From the extracted rules it can be concluded that for females asymptomatic chest pain, reversible defect in the heart muscle, presence of exercise-induce angina and fasting blood sugare less than 120mg/dl are string indicators of sickness. While no exercise-induce angina,  an upsloping ST segment slope, ST depression induced by exercise relative to rest with value up to 1.24, normal heart status and also fasting blood sugare less than 120mg/dl are string indicators of sickness, are strong indicators of healthy person.

<b> Males

In [20]:
frequent_itemsets = apriori(male_df_transformed, min_support=0.16, use_colnames=True)

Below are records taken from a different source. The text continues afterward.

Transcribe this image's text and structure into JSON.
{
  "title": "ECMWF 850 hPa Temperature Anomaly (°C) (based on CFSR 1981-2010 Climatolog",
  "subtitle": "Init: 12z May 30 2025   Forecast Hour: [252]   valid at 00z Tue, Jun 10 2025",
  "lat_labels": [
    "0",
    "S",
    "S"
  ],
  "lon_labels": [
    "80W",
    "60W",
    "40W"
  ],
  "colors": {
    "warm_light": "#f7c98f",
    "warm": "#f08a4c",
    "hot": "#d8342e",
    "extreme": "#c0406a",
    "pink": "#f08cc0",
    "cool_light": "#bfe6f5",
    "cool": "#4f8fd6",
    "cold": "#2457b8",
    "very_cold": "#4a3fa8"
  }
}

rules = association_rules(frequent_itemsets, metric="confidence", min_threshold=0.91)

rules = rules.sort_values(by='confidence', ascending=False)

def rule_filter(df, target_class):
    return df[
        (df['antecedents'].apply(lambda x: len(x) >= 3)) & 
        (df['consequents'] == frozenset([target_class])) &  
        ((df['support'] > 0.16) | (df['confidence'] > 0.95))
    ][['antecedents', 'consequents', 'support', 'confidence']].reset_index(drop=True)

rules_sick = rule_filter(rules, 'sick')
rules_healthy = rule_filter(rules, 'healthy')

print("Rules - sick:")
display(rules_sick)

print("Rules - healthy:")
display(rules_healthy)

Rules - sick:


Unnamed: 0,antecedents,consequents,support,confidence
0,"(slope: flat, cp: asympt, thal: reversable defect)",(sick),0.174129,0.945946
1,"(exang: yes, thal: reversable defect, cp: asympt)",(sick),0.199005,0.930233
2,"(fbs: False, exang: yes, thal: reversable defect, cp: asympt)",(sick),0.174129,0.921053
3,"(slope: flat, cp: asympt, exang: yes)",(sick),0.169154,0.918919
4,"(exang: yes, restecg: hyp, cp: asympt)",(sick),0.169154,0.918919
5,"(fbs: False, cp: asympt, exang: yes, slope: flat)",(sick),0.164179,0.916667


Rules - healthy:


Unnamed: 0,antecedents,consequents,support,confidence
0,"(col. vessle: 0, thal: normal, slope: upsloping)",(healthy),0.189055,0.926829
1,"(oldpeak (-inf, 1.24], col. vessle: 0, thal: normal, slope: upsloping)",(healthy),0.174129,0.921053
2,"(slope: upsloping, col. vessle: 0, thal: normal, exang: no)",(healthy),0.174129,0.921053
3,"(fbs: False, col. vessle: 0, thal: normal, slope: upsloping)",(healthy),0.169154,0.918919
4,"(oldpeak (-inf, 1.24], col. vessle: 0, thal: normal)",(healthy),0.208955,0.913043


Almost the same rules are extraced as ones in the paper, but it can be noticed that in paper they used also the 'Sex' column in the rules, which could affect the associtation rules extractions. 

Same as for the females, strong indicators that person has a heart disease are asymptomatic chest pain, reversible defect in the heart muscle, presence of exercise-induce angina, and a flat ST segment slope. While indicators that person does not has a heart disease are numbered of colored vessel 0, an upsloping ST segment slope, no exercise-induce angina and a normal heart status.